# Flip 7

In [58]:
import random
import gymnasium as gym
import numpy as np
import typing

## Game Classes

### Card

In [59]:
class Card:
    def __init__(self, val: str):
        self.val = int(val)
        self.label = val

    def __repr__(self) -> str:
        return self.label

### Deck

In [60]:
_cardList = {
    "0": 1,
    "1": 1,
    "2": 2,
    "3": 3,
    "4": 4,
    "5": 5,
    "6": 6,
    "7": 7,
    "8": 8,
    "9": 9,
    "10": 10,
    "11": 11,
    "12": 12,
    # "+2": 1,
    # "+4": 1,
    # "+6": 1,
    # "+8": 1,
    # "+10": 1,
    # "x2": 1,
    # "Freeze": 3,
    # "Flip Three": 3,
    # "Second Chance": 3
}

In [61]:
class Deck:
    def __init__(self):
        self.cards = []

        for c in _cardList:
            for _ in range(_cardList[c]):
                self.cards.append(Card(c))

        self.trash = []

    def shuffle(self) -> None:
        random.shuffle(self.cards)

    def draw(self) -> Card:
        return self.cards.pop() #Last term in list is top card in deck

    def __repr__(self) -> str:
        deckString = "["

        for c in self.cards:
            deckString += c.label + " "

        deckString += "]"
        return deckString

### Player

In [62]:
class Player:
    def __init__(self, deck: Deck):
        self.points = 0
        self.active = True
        self.hand = []
        self.deck = deck

    def calcVal(self) -> int:
        val = 0
        for c in self.hand:
            val += c.val
        
        return val
    
    def turn(self, choice) -> tuple[bool, int]:
        if choice == 0:
            return self.hit()
        
        else:
            return self.stay()
    
    def hit(self) -> tuple[bool, int]:
        card = self.deck.draw()
        if card.label in [c.label for c in self.hand]: #Bust
            self.active = False
            return False, 0

        self.hand.append(card)
        return True, 0

    def stay(self) -> tuple[bool, int]:
        self.active = False
        reward = self.calcVal()
        self.points += reward
        return False, reward
    
    def discardHand(self) -> None:
        self.deck.trash += self.hand
        self.hand = []

In [63]:
d = Deck()
d.shuffle()

print(d)

[7 6 12 11 7 7 5 4 4 11 2 11 9 10 2 5 12 9 8 5 9 12 11 8 4 6 10 12 12 6 11 10 4 10 11 10 3 8 12 5 6 3 10 9 12 8 12 10 9 8 11 7 9 7 12 11 6 5 7 11 9 8 12 8 10 10 9 6 0 7 11 12 11 9 10 3 1 12 8 ]


In [64]:
p = Player(d)
p.hit()

print(p.hand)

[8]


### Opponents

#### Random Choice

In [None]:
class RCOpponent(Player):
    def __init__(self, deck: Deck, risk):
        super().__init__(deck)
        self.risk = risk

    def turn(self) -> tuple[bool, int]:
        if not self.active:
            return True, 0 # Returns True because active status does not change
        
        if self.hand:
            choice = random.uniform(0,1) 
            
        else:
            choice = 0 # No cards in hand, must hit

        if choice < self.risk: #Chooses between hit and stay with given riskiness
            return self.hit()

        else:
            return self.stay()

## Env 

In [None]:
class Flip7(gym.Env):
    def __init__(self):
        self.deck = Deck()
        self.agent = Player(self.deck)

        self.players = 2
        self.activePlayers = self.players

        self.opponents = []

        for _ in range(self.players - 1):
            riskiness = random.randint(4,9)
            self.opponents.append(RCOpponent(self.deck, 0.1*riskiness))

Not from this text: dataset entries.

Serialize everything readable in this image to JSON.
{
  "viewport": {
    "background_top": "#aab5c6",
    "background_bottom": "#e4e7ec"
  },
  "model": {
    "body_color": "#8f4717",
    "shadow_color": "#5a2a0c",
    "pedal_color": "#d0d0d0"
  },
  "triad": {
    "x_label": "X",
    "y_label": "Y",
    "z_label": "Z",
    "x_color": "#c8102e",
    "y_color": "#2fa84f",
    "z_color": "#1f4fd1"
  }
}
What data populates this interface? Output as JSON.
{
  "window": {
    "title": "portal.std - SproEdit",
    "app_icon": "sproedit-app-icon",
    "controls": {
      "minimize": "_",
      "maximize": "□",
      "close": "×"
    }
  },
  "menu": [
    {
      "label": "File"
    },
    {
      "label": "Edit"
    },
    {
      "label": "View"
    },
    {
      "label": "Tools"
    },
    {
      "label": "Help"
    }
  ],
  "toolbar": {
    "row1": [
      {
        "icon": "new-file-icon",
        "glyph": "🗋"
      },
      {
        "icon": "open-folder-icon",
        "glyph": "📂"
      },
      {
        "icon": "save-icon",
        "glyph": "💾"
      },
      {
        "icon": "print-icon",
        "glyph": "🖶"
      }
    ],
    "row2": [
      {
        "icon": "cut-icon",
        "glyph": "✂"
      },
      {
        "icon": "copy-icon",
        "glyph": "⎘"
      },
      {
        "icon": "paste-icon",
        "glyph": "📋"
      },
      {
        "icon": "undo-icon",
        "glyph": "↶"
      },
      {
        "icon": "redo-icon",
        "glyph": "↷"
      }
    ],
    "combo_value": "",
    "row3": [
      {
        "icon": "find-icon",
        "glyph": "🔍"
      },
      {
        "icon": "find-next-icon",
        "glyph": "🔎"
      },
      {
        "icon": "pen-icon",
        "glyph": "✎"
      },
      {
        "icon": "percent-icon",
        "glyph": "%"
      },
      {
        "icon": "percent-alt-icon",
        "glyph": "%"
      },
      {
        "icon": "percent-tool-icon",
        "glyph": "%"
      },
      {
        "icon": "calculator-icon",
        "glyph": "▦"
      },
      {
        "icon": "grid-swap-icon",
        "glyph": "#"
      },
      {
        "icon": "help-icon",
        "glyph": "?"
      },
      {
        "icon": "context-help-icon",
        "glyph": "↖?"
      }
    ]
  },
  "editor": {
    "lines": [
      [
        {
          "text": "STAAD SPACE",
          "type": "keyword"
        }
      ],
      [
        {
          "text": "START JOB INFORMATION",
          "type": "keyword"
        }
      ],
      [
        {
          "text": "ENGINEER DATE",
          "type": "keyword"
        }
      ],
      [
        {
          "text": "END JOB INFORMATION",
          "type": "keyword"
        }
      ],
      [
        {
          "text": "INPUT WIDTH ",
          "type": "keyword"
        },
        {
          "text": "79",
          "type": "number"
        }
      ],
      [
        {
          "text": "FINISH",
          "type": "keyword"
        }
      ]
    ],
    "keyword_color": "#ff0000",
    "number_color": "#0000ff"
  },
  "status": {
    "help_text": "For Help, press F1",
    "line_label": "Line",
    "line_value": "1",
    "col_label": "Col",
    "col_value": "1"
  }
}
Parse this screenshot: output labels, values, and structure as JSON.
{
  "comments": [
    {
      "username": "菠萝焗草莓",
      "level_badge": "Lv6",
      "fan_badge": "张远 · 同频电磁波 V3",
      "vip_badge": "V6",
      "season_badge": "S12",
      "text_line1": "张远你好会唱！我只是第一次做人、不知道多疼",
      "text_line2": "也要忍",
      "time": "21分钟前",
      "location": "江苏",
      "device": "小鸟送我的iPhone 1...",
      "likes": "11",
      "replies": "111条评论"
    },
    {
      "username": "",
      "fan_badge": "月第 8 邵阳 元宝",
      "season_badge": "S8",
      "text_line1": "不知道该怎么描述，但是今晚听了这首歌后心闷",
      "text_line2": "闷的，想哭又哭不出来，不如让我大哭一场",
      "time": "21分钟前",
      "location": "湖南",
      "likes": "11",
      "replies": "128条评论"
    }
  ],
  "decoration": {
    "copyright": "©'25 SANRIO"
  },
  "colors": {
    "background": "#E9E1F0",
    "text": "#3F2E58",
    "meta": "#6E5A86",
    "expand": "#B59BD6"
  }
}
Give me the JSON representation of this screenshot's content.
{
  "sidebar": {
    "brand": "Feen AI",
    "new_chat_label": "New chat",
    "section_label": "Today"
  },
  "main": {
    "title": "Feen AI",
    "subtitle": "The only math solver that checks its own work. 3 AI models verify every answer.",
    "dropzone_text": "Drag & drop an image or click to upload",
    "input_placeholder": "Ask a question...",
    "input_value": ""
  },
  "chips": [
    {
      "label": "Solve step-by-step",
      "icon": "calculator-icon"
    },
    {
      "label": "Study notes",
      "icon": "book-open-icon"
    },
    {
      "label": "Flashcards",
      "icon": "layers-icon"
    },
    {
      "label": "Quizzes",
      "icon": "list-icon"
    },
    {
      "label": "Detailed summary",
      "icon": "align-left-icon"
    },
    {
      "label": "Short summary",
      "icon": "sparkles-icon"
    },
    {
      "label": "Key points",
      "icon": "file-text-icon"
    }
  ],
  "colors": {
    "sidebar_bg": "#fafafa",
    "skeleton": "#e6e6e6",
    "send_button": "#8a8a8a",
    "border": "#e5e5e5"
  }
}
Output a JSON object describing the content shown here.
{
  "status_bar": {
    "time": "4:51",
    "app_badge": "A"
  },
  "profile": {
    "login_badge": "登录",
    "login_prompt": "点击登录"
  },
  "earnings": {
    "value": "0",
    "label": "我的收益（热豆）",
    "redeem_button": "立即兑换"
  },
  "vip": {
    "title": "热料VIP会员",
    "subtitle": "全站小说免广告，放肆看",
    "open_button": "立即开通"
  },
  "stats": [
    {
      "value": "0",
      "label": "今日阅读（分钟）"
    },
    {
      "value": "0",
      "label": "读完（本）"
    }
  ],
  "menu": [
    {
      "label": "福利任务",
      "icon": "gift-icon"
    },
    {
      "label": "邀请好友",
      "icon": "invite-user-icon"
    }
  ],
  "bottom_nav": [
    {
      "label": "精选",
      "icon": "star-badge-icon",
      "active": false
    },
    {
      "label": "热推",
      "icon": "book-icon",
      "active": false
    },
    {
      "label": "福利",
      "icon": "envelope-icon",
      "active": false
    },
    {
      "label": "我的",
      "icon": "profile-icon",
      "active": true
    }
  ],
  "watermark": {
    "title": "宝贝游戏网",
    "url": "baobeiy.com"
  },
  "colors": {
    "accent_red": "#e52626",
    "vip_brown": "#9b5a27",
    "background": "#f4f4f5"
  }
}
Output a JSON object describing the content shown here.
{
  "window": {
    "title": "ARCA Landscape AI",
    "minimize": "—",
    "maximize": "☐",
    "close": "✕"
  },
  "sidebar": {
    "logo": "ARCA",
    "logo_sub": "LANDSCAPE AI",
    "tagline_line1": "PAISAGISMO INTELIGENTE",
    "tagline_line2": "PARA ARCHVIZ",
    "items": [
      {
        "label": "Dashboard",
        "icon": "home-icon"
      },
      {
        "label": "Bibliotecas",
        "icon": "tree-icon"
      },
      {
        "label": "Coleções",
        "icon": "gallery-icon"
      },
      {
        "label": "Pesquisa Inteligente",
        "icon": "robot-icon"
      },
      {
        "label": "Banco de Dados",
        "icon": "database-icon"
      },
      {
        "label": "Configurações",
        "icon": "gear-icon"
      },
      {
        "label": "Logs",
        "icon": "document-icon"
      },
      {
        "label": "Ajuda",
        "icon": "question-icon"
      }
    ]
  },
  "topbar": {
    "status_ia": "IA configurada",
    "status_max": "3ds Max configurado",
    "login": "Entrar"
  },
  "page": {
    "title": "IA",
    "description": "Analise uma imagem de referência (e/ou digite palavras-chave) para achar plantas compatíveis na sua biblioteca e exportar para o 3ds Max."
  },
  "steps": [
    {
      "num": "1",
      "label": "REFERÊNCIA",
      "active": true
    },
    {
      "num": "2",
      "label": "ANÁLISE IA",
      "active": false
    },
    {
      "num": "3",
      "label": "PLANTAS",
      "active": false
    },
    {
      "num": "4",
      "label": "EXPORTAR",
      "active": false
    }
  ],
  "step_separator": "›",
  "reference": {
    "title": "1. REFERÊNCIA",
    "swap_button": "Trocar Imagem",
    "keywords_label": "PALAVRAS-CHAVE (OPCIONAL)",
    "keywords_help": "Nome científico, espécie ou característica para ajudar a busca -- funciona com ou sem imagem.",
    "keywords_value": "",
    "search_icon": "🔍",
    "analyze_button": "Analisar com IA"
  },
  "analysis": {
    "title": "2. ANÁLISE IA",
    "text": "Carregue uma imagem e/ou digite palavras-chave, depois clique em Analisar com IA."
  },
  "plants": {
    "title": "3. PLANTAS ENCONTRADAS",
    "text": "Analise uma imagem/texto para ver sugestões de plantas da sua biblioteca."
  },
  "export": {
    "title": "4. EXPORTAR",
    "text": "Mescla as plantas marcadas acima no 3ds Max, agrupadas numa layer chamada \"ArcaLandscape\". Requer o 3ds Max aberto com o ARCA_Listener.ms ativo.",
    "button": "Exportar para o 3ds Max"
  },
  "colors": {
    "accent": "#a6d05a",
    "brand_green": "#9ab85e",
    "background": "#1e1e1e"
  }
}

        self.turnOrder = 0
        self.i = [0]

        self.observation_space = gym.spaces.Dict(
            {
                "turnOrder":gym.spaces.Box(1,8, shape=(1,), dtype=int),
                #"hand": gym.spaces.Box(0,2, shape=(21,), dtype = int),
                #"points": gym.spaces.Box(0,485, shape=(1,), dtype=int),
                #"oppHands": gym.spaces.Box(0,2, shape=(21,self.players - 1), dtype = int),
                #"oppPoints": gym.spaces.Box(0,485, shape=(self.players - 1,), dtype=int),
                #"trash": gym.spaces.Box(0,12, shape=(21,), dtype = int)
            }
        )

        self.action_space = gym.spaces.Discrete(2) # 0 -> Hit, 1 -> Stay

    
    def _get_obs(self) -> dict[str, typing.Union[np.ndarray, int]]:
        hand = np.zeros(21)

        for c in self.agent.hand:
            hand[list(_cardList.keys()).index(c.label)] += 1 #Array counting number of each card

        oppHands = np.array([])
        for op in self.opponents:
            opHand = np.zeros(21)
            for c in op.hand:
                opHand[list(_cardList.keys()).index(c.label)] += 1 #Array counting number of each card

            np.append(oppHands, opHand)

        oppPoints = np.array([o.points for o in self.opponents]) #Array of opponent scores

        trash = np.zeros(21)

        for c in self.deck.trash:
            trash[list(_cardList.keys()).index(c.label)] += 1 #Array counting number of each card
        
        return {"turnOrder": np.array([self.turnOrder])}#,"hand": hand, "points": np.array([self.agent.points]), "oppHands": oppHands, "oppPoints": oppPoints, "trash": trash}
    
    
    def _get_info(self) -> dict[str, np.ndarray]:
        return {
            "Current": [c.label for c in self.agent.hand]
        }
    
    
    def opponentRound(self): # Performs opponent actions between steps
        print("a")
        for opp in self.opponents[self.turnOrder - 1:]: # Opponents after agent in order
            #print(f"Opp time {self.i[0]}: ", opp.hand)
            self.i[0] += 1
            activeStatus, _ = opp.turn()

            if not activeStatus:
                self.activePlayers -= 1

        for opp in self.opponents[:self.turnOrder - 1]: # Opponents before agent in order
            #print(f"Opp time {self.i[0]}: ", opp.hand)
            self.i[0] += 1
            activeStatus, _ = opp.turn()

            if not activeStatus:
                self.activePlayers -= 1
    

    def reset(self, seed: typing.Optional[int] = None, options: typing.Optional[dict] = None) -> tuple[dict[str, typing.Union[np.ndarray, int]], dict[str, np.ndarray]]: 
        self.deck = Deck()
        self.agent = Player(self.deck)

        self.i =[0]

        self.players = 2
        self.activePlayers = self.players

        self.opponents = []
        for _ in range(self.players - 1):
            riskiness = random.randint(4,9)
            self.opponents.append(RCOpponent(self.deck, 0.1*riskiness))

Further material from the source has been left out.